Auf dem Bergrücken, der einst die Grenze Seouls nach Süden markierte, dem Namsan (Nam = Süden, San = Berg) thront stolz der Seoul N-Tower mit 236.7 m Höhe, davon misst allein die Stahlzipfelmütze 101 m. Verglichen mit den 335 m des Ginnheimer Spargel ist das noch keine Leistung, aber dafür steht der N-Tower auch 243 m hoch und bietet dem Besucher einen herrlichen Blick über die Stadt. So verwundert es wenig, dass Scharen von Seoulties den Berg in den Abendstunden erklimmen. Dies ist die Zeit der Glühwürmchen. Ihr blinken zieht den Blick in Bann und natürlich bin ich versessen darauf, im fahlen Licht die Gattung zu taxieren. Scott Karbon gefolgt von Cannondale und Giant, alles unter 8 kg und gut über 3000 €. Ein Blick in die Gesichter der Fahrer zeugt von deren Qual. Die Oberschenkel scheinen zu explodieren, die Lunge schreit nach Platz, jeder Atemzug schiebt ein Reibeisen durch die trockene Luftröhre, die Augen brennen vom Schweiß und der Pulsschlag dröhnt in den Ohren.

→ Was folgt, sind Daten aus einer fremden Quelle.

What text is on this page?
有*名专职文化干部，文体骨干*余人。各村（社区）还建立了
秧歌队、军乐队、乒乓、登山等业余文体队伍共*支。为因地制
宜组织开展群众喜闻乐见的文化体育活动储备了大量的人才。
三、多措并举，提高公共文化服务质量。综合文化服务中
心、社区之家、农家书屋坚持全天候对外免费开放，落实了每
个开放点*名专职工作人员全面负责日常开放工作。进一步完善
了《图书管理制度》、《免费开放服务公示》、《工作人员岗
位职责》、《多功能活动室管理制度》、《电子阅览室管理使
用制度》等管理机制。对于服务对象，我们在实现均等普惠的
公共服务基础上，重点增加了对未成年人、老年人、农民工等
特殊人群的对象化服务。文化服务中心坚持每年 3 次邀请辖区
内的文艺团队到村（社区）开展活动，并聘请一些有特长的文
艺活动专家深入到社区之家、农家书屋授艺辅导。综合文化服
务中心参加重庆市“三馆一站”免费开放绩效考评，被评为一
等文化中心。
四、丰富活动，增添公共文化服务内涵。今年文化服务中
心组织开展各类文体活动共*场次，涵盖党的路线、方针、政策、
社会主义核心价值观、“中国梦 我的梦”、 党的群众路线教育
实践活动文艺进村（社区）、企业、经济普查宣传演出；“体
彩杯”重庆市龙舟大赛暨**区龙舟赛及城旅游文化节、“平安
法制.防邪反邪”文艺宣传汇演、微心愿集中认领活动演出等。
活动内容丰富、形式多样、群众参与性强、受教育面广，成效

Da muss man sich fragen, warum hetzen die eigentlich so den Berg hinauf? Diese Frage kann der steigungsleidgeprüfte Bergbiker beantworten: Die müssen oben sein, noch bevor der Gedanke „Warum tue ich mir das eigentlich an?“ das sauerstoffdefizitäre Bewusstsein erreicht. Damit wäre auch geklärt, warum so wenige Frauen unter den Radlern sind, die denken schneller als sie strampeln.